Agora, você vai se surpreender quando eu lhe informar o número de pessoas que o pastor Gustavo ganhou para Jesus nestes 50 anos de Brasil. Melhor, deixe que ele próprio responda:

“Quantas pessoas ganhas para Jesus nesse meio século, pastor Gustavo?”

“Não sei.”

É isso. O pastor Gustavo ganhou centenas, talvez milhares de pessoas para Cristo ao longo dos anos, mas nunca saiu de caderneta na mão, anotando seus bons resultados. Ele não tem qualquer interesse nisso. Faz o que realmente importa. É um garimpeiro do evangelho: só procura o ouro puro – não se ocupa com bijuterias.

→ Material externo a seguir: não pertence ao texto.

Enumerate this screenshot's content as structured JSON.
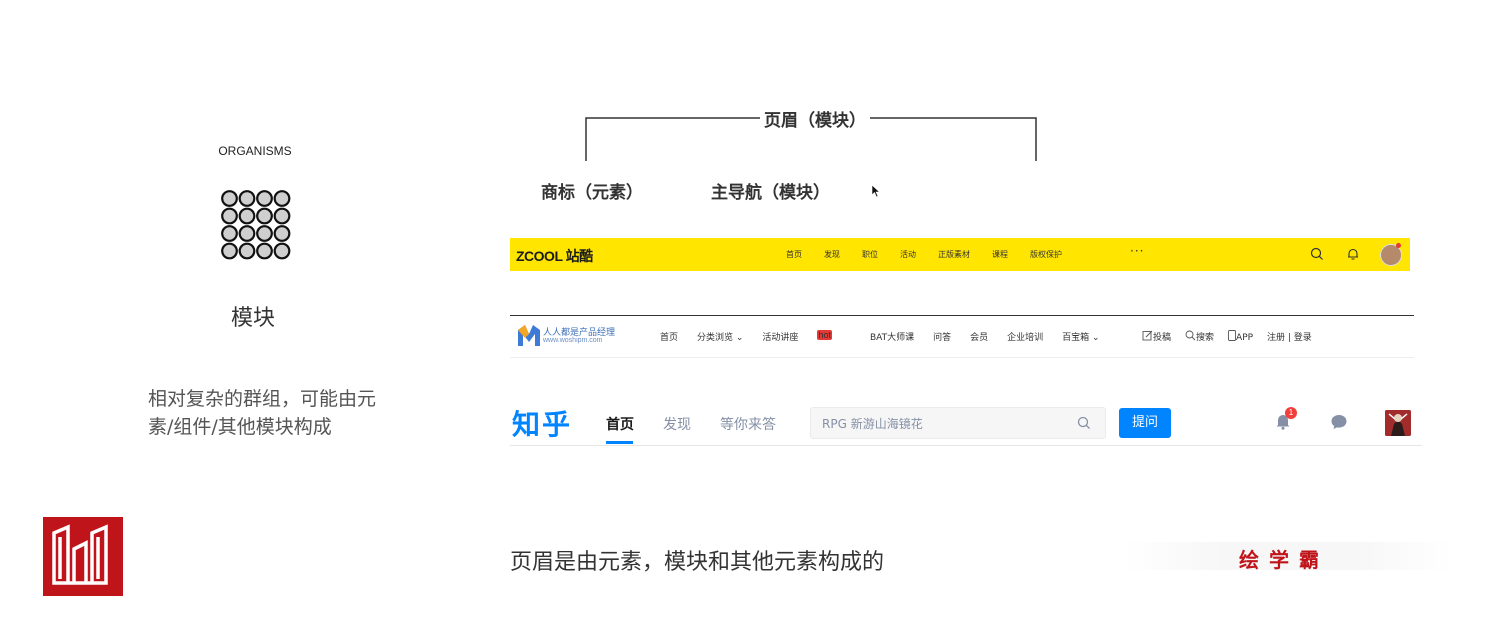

De sua parte, ganha as pessoas e parte para outro campo. De preferência, procura achar ainda lugares onde Cristo não foi pregado (e há muitos ainda hoje, esteja certo). Volta e meia, retorna aos campos abertos para cuidar, animar na fé e treinar os convertidos para a continuidade da obra, porque “a seara é grande”.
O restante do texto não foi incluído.